Welles était mort quand on a fait le film. Et la seule façon de parler de la mort, c’est de passer sans doute par la fiction. Pour éviter le film de témoignage, ce qui m’aurait gêné, j’ai inventé un personnage de fiction joué par Laszlo Szabo. Je l’appelle Laszlo Kovacs, ce nom que Belmondo avait dans A Bout de souffle et que l’on retrouve dans À double tour de Chabrol. Ce personnage qui arrive donc du fond des temps de la Nouvelle Vague se trouve à Los Angeles pour travailler. Là, il rencontre une fille qui connaît quelqu’un qui a connu Welles ou qui a connu des gens qui ont connu Welles, d’où le titre : L’Homme qui a vu l’homme qui a vu l’ours. C’est sur le fait de « connaître », rien ne se fait directement, il faut toujours passer par des intermédiaires qui ne sont pas fiables. Il se met donc à rencontrer des gens et cela devient une enquête. La fille finit par le quitter, il se met à boire et il y a le point culminant de soûlographie. Toujours à Los Angeles, il rencontre Henry Jaglom qui avait essayé de piéger Welles de son vivant en enregistrant à son insu leurs conversations dans un restaurant.

On le retrouve à Paris, où il est sobre comme un chameau. Il rentre dans la salle de montage où on est en train de monter le film.

Et cette salle devient comme une fantasmagorie — elle est envahie par des ombres, un peu comme L’Enfer de Dante et il y est encore question de sa mort ; le dernier témoin de la vie de Welles — le Prince Tasca — est là, il y a Thibaudat qui est en train d’écrire un livre sur Welles,

« L’Ourson » qui apparaît. La façon qu’il a de parler de son film est telle que ça devient la métaphore du film qu’on vient de voir. Oja Kodar est présente tout au long du tournage. Je lui avait demandé de jouer, elle voulait d’abord voir les rushes, mais elle ne venait jamais. Mais qu’elle soit là ou pas là, ça n’avait pas d’importance, elle fonctionnait malgré elle, son refus était aussi éloquent qu’aurait pu être sa présence.
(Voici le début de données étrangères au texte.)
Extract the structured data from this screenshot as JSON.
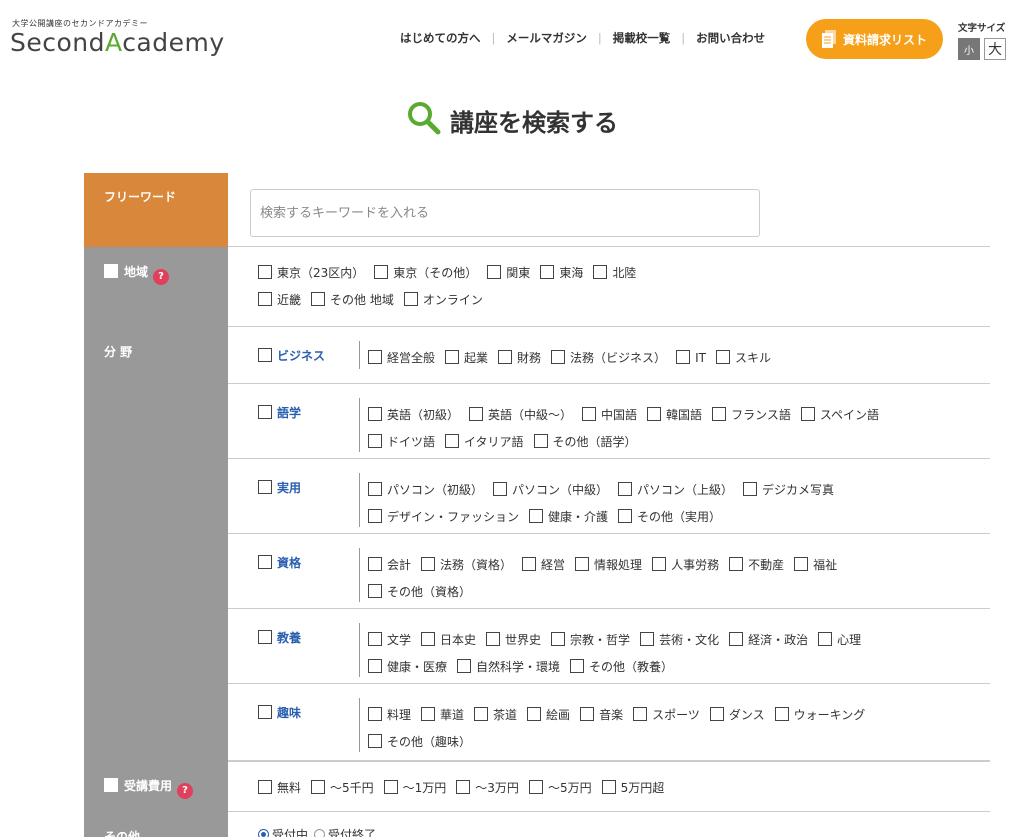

Des vérités et encore des mensonges

Je n’étais pas très Scorcesien quand j’ai commencé à faire le film. Et puis, je le suis devenu en le faisant et en le montant. Je me suis gardé de coller à Scorcese car je risquais de perdre ma distance. Il m’avait autorisé à le filmer avec son décorateur. Je ne voulais pas et lui ne comprenait pas pourquoi, on préférait rester dehors. Un peu plus tard, arrivent Brian de Palma avec le scénariste Cox. Je suis resté la plupart du temps à l’extérieur du bureau fermé. A un moment, la caméra avance vers la poignée fermée et on entend des voix. On les entend rire, et cette complicité, on la sent à ce moment-là beaucoup plus forte que toutes les images directes qu’on a filmées à l’intérieur. Dans le film, on a gardé les images de tous les moments où ils sont en train de se dire des choses qu’ils ne veulent pas qu’on entende, ils se parlent à l’oreille. On a filmé son scénariste Paul Schrader, mais on n’a pas gardé une image parce que rien ne se passait. Il faut qu’il se passe quelque chose — un élément de fiction — qui fait intervenir le spectateur qui se dit « Mais, c’est quoi, on n’entend pas ».
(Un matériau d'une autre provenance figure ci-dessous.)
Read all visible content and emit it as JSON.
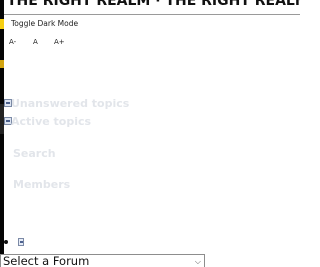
{
  "header": {
    "title": "THE RIGHT REALM · THE RIGHT REALM"
  },
  "controls": {
    "toggle_dark_mode": "Toggle Dark Mode",
    "font_size": {
      "decrease": "A-",
      "normal": "A",
      "increase": "A+"
    }
  },
  "nav": {
    "unanswered_topics": "Unanswered topics",
    "active_topics": "Active topics",
    "search": "Search",
    "members": "Members"
  },
  "forum_select": {
    "selected": "Select a Forum"
  },
  "colors": {
    "page_background": "#ffffff",
    "left_strip": "#050505",
    "accent_yellow": "#f5ce12",
    "faded_nav_text": "#e2e5ea",
    "rule": "#9a9a9a"
  }
}
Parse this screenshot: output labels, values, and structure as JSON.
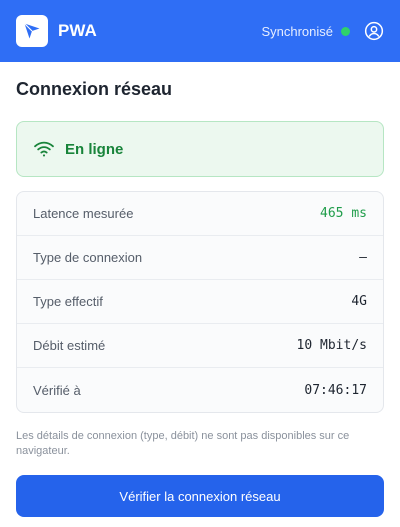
{
  "header": {
    "app_name": "PWA",
    "sync_status": "Synchronisé"
  },
  "main": {
    "title": "Connexion réseau",
    "status": "En ligne",
    "rows": [
      {
        "label": "Latence mesurée",
        "value": "465 ms"
      },
      {
        "label": "Type de connexion",
        "value": "—"
      },
      {
        "label": "Type effectif",
        "value": "4G"
      },
      {
        "label": "Débit estimé",
        "value": "10 Mbit/s"
      },
      {
        "label": "Vérifié à",
        "value": "07:46:17"
      }
    ],
    "note": "Les détails de connexion (type, débit) ne sont pas disponibles sur ce navigateur.",
    "check_button": "Vérifier la connexion réseau"
  },
  "colors": {
    "header_bg": "#2f6ef5",
    "success": "#1f9d4a",
    "button": "#2563eb"
  }
}
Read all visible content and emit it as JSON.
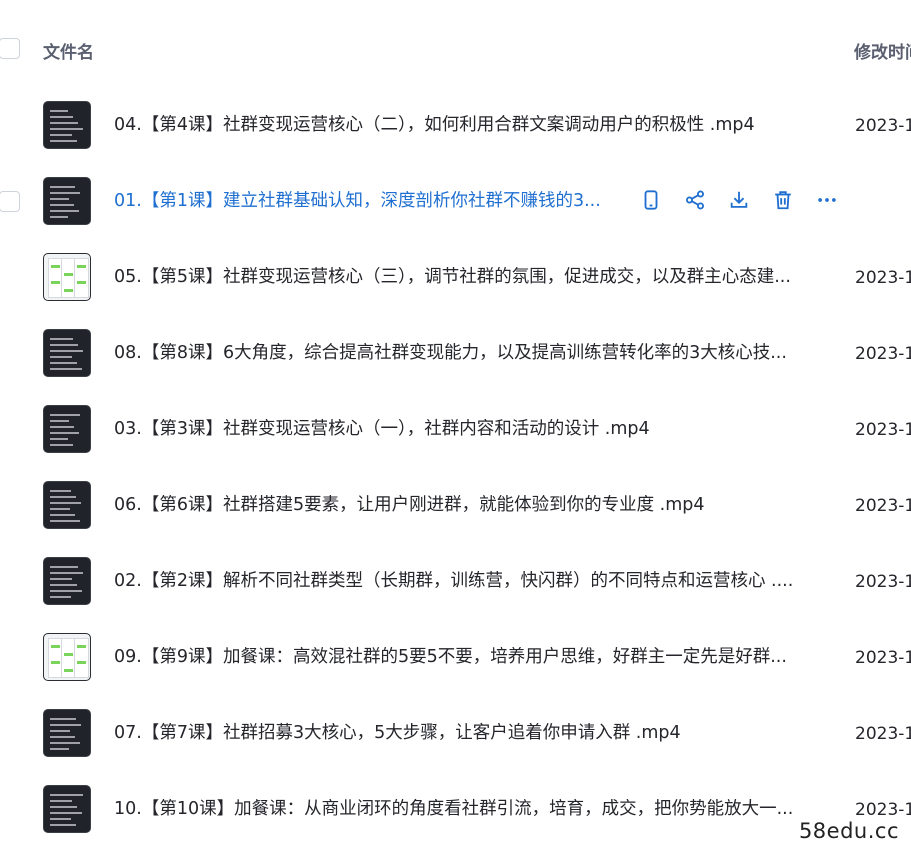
{
  "header": {
    "name_label": "文件名",
    "time_label": "修改时间"
  },
  "files": [
    {
      "name": "04.【第4课】社群变现运营核心（二），如何利用合群文案调动用户的积极性 .mp4",
      "time": "2023-1",
      "thumb": "dark"
    },
    {
      "name": "01.【第1课】建立社群基础认知，深度剖析你社群不赚钱的3...",
      "time": "",
      "thumb": "dark",
      "active": true
    },
    {
      "name": "05.【第5课】社群变现运营核心（三），调节社群的氛围，促进成交，以及群主心态建...",
      "time": "2023-1",
      "thumb": "light"
    },
    {
      "name": "08.【第8课】6大角度，综合提高社群变现能力，以及提高训练营转化率的3大核心技...",
      "time": "2023-1",
      "thumb": "dark"
    },
    {
      "name": "03.【第3课】社群变现运营核心（一），社群内容和活动的设计 .mp4",
      "time": "2023-1",
      "thumb": "dark"
    },
    {
      "name": "06.【第6课】社群搭建5要素，让用户刚进群，就能体验到你的专业度 .mp4",
      "time": "2023-1",
      "thumb": "dark"
    },
    {
      "name": "02.【第2课】解析不同社群类型（长期群，训练营，快闪群）的不同特点和运营核心 ....",
      "time": "2023-1",
      "thumb": "dark"
    },
    {
      "name": "09.【第9课】加餐课：高效混社群的5要5不要，培养用户思维，好群主一定先是好群...",
      "time": "2023-1",
      "thumb": "light"
    },
    {
      "name": "07.【第7课】社群招募3大核心，5大步骤，让客户追着你申请入群 .mp4",
      "time": "2023-1",
      "thumb": "dark"
    },
    {
      "name": "10.【第10课】加餐课：从商业闭环的角度看社群引流，培育，成交，把你势能放大一...",
      "time": "2023-1",
      "thumb": "dark"
    }
  ],
  "row_actions": [
    "phone-icon",
    "share-icon",
    "download-icon",
    "trash-icon",
    "more-icon"
  ],
  "colors": {
    "active": "#1f6fd1",
    "text": "#25262b",
    "header": "#5b6070"
  },
  "watermark": "58edu.cc"
}
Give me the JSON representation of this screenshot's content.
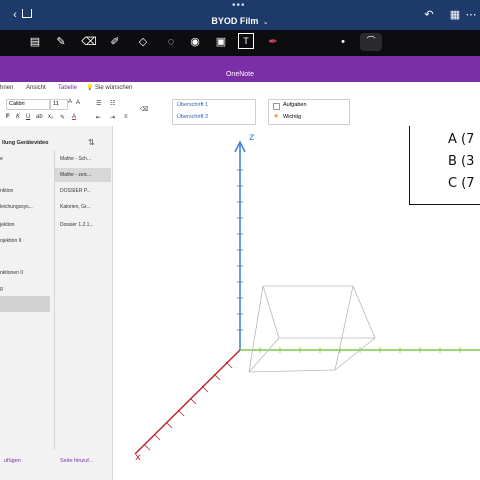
{
  "ipad": {
    "dots": "•••",
    "title": "BYOD Film",
    "toolbar_icons": [
      "sidebar-icon",
      "pen-icon",
      "eraser-icon",
      "highlighter-icon",
      "shapes-icon",
      "lasso-icon",
      "eye-icon",
      "image-icon",
      "text-icon",
      "bluetooth-pen-icon",
      "dot-icon",
      "stroke-icon"
    ]
  },
  "onenote": {
    "title": "OneNote",
    "tabs": [
      "hnen",
      "Ansicht",
      "Tabelle"
    ],
    "tell_me": "Sie wünschen",
    "font": "Calibri",
    "font_size": "11",
    "styles": [
      "Überschrift 1",
      "Überschrift 2"
    ],
    "tags": [
      "Aufgaben",
      "Wichtig"
    ]
  },
  "sidebar": {
    "notebook": "llung Gerätevideo",
    "sections": [
      "e",
      "nktion",
      "leichungssys...",
      "jektion",
      "ojektion II",
      "nktionen II",
      "g",
      ""
    ],
    "pages": [
      "Mathe - Sch...",
      "Mathe - zeic...",
      "DOSSIER P...",
      "Kalorien, Gr...",
      "Dossier 1.2.1..."
    ],
    "add_section": "ufügen",
    "add_page": "Seite hinzuf..."
  },
  "canvas": {
    "z_label": "z",
    "x_label": "x",
    "points": [
      "A (7",
      "B (3",
      "C (7"
    ]
  }
}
Je n’ai jamais écrit un film de fiction parce que je n’ai jamais voulu raconter une histoire. Maintenant, je commence à en avoir envie. Je voudrais faire un film de fiction qui ne se réduise pas à une histoire. Et je crois que les derniers films de Welles inachevés allaient dans ce sens-là. Pourquoi s’est-il mis à faire des films qu’il ne pouvait plus finir. Il a travaillé pendant vingt ans à The Other Side of the Wind. Il l’a tourné un peu partout, il le montait et le remontait. Il faisait avancer le film à un autre rythme que celui de raconter une histoire. Ça a commencé avec Vérités et Mensonges. J’aimerais pouvoir tourner, monter, mixer et recommencer; puis on s’aperçoit que le tournage effectué ne raconte pas l’histoire qu’on avait prévue et le résultat à la fin n’aura plus rien à voir non plus.
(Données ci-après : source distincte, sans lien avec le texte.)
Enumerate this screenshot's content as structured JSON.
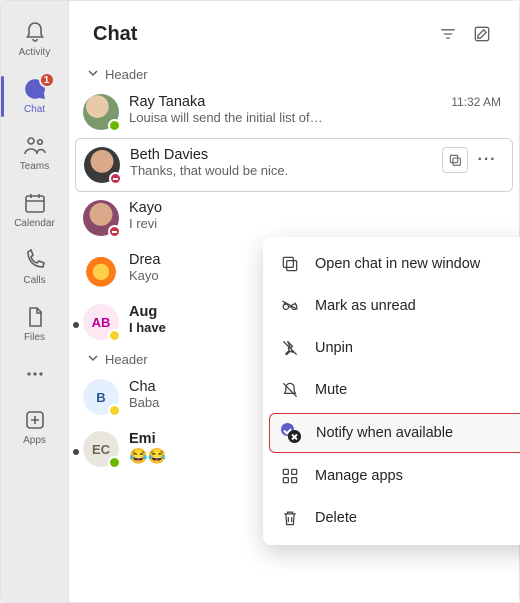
{
  "rail": {
    "activity": "Activity",
    "chat": "Chat",
    "chat_badge": "1",
    "teams": "Teams",
    "calendar": "Calendar",
    "calls": "Calls",
    "files": "Files",
    "apps": "Apps"
  },
  "header": {
    "title": "Chat"
  },
  "sections": {
    "header_label": "Header"
  },
  "chats": [
    {
      "name": "Ray Tanaka",
      "time": "11:32 AM",
      "preview": "Louisa will send the initial list of…"
    },
    {
      "name": "Beth Davies",
      "time": "",
      "preview": "Thanks, that would be nice."
    },
    {
      "name": "Kayo",
      "time": "",
      "preview": "I revi"
    },
    {
      "name": "Drea",
      "time": "",
      "preview": "Kayo"
    },
    {
      "name": "Aug",
      "time": "",
      "preview": "I have"
    },
    {
      "name": "Cha",
      "time": "",
      "preview": "Baba"
    },
    {
      "name": "Emi",
      "time": "",
      "preview": "😂😂"
    }
  ],
  "avatars": {
    "ab": "AB",
    "b": "B",
    "ec": "EC"
  },
  "menu": {
    "open_new": "Open chat in new window",
    "mark_unread": "Mark as unread",
    "unpin": "Unpin",
    "mute": "Mute",
    "notify": "Notify when available",
    "manage_apps": "Manage apps",
    "delete": "Delete"
  }
}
Ce qui arrive au film, c’est comme ce qui arrive aux gens dans la vie, personne ne sait la façon dont il va mourir, c’est exactement pareil.


  • L’Homme qui a vu l’homme qui a vu l’ours
    1990 | France, Royaume-Uni | 1h50
    Réalisation : André S. Labarthe
  • Le Dinosaure et le Bébé
    1967 | France | 1h01
    Réalisation : André S. Labarthe

Publiée dans Documentaires n°5 (page 15, Novembre 1991)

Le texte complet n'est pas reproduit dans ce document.